Save model into torchscript by the end of training/testing.

on_phase_end(*args, **kwargs) None

Derived classes can set their hook functions to this.

This is useful if they want those hook functions to not do anything.

on_phase_start(*args, **kwargs) None

Derived classes can set their hook functions to this.

This is useful if they want those hook functions to not do anything.

on_start(task) None

Called at the start of training.

on_step(*args, **kwargs) None

Derived classes can set their hook functions to this.

This is useful if they want those hook functions to not do anything.

class classy_vision.hooks.VisdomHook(server: str, port: str, env: str = 'main', title_suffix: str = '')

Plots metrics on to Visdom.

Visdom is a flexible tool for creating, organizing, and sharing visualizations

of live, rich data. It supports Python.

__init__(server: str, port: str, env: str = 'main', title_suffix: str = '') None
Parameters
  • server – host name of the visdom server

  • port – port of visdom server, such as 8097

  • env – environment of visdom

  • title_suffix – suffix that will be appended to the title

on_end(*args, **kwargs) None

Derived classes can set their hook functions to this.

This is useful if they want those hook functions to not do anything.

on_phase_end(task) None

Plot the metrics on visdom.

on_phase_start(*args, **kwargs) None

Derived classes can set their hook functions to this.

This is useful if they want those hook functions to not do anything.

on_start(*args, **kwargs) None

Derived classes can set their hook functions to this.

This is useful if they want those hook functions to not do anything.

on_step(*args, **kwargs) None

Derived classes can set their hook functions to this.

This is useful if they want those hook functions to not do anything.

classy_vision.hooks.build_hook(hook_config: Dict[str, Any])

Builds a ClassyHook from a config.

This assumes a ‘name’ key in the config which is used to determine what hook class to instantiate.
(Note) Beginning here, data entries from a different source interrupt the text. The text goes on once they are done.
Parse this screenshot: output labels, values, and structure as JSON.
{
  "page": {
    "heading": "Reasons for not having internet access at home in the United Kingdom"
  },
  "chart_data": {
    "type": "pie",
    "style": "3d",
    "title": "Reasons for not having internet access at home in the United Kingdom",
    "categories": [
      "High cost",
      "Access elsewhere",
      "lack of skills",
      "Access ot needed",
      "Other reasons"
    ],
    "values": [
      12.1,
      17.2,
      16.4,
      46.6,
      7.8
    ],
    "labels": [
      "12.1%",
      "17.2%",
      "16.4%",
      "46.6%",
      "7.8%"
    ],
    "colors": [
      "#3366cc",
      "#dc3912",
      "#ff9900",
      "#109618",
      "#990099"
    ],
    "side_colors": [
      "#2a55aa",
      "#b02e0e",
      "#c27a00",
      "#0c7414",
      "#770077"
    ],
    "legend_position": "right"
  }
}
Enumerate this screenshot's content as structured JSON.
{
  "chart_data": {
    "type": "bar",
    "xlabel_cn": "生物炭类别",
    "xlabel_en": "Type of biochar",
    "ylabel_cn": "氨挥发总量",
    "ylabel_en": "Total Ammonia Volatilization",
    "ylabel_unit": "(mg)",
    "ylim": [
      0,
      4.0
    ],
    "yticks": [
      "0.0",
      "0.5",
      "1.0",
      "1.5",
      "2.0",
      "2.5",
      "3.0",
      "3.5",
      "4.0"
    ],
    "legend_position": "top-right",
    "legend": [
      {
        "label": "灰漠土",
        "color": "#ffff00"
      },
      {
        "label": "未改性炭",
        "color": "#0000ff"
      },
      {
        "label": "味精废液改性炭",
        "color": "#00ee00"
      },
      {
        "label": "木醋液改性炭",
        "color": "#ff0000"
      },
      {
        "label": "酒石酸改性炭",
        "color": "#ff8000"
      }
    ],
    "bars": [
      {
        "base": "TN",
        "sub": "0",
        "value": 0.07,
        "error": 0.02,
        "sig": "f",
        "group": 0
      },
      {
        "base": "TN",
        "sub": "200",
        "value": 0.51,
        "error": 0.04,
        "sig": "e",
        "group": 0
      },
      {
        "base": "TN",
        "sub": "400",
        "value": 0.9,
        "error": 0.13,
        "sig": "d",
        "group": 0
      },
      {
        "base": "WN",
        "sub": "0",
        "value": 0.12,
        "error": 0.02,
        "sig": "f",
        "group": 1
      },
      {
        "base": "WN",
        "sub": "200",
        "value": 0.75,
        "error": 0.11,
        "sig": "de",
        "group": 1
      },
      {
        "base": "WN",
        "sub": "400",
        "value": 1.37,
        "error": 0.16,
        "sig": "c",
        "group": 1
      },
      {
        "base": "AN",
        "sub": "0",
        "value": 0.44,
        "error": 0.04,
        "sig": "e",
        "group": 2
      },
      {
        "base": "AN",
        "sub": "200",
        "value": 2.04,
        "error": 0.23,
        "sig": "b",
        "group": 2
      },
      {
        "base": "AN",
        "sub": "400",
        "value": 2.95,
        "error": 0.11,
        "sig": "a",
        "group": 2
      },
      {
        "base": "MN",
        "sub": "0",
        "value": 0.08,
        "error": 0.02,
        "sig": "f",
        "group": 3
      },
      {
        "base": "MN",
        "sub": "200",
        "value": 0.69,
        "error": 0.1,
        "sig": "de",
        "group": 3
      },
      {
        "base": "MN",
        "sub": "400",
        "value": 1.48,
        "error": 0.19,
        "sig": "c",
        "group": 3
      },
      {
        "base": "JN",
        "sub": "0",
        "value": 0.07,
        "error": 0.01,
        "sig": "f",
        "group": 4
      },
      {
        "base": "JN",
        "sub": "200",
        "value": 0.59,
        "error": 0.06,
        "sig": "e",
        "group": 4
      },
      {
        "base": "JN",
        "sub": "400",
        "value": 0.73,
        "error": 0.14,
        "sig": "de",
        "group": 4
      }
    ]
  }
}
For instance, a config {“name”: “my_hook”, “foo”: “bar”} will find a class that was registered as “my_hook” (see register_hook()) and call .from_config on it.

classy_vision.hooks.register_hook(name, bypass_checks=False)

Registers a ClassyHook subclass.

This decorator allows Classy Vision to instantiate a subclass of ClassyHook from a configuration file, even if the class itself is not part of the base Classy Vision framework. To use it, apply this decorator to a ClassyHook subclass, like this:

@register_hook('custom_hook')
class CustomHook(ClassyHook):
   ...

To instantiate a hook from a configuration file, see build_hook().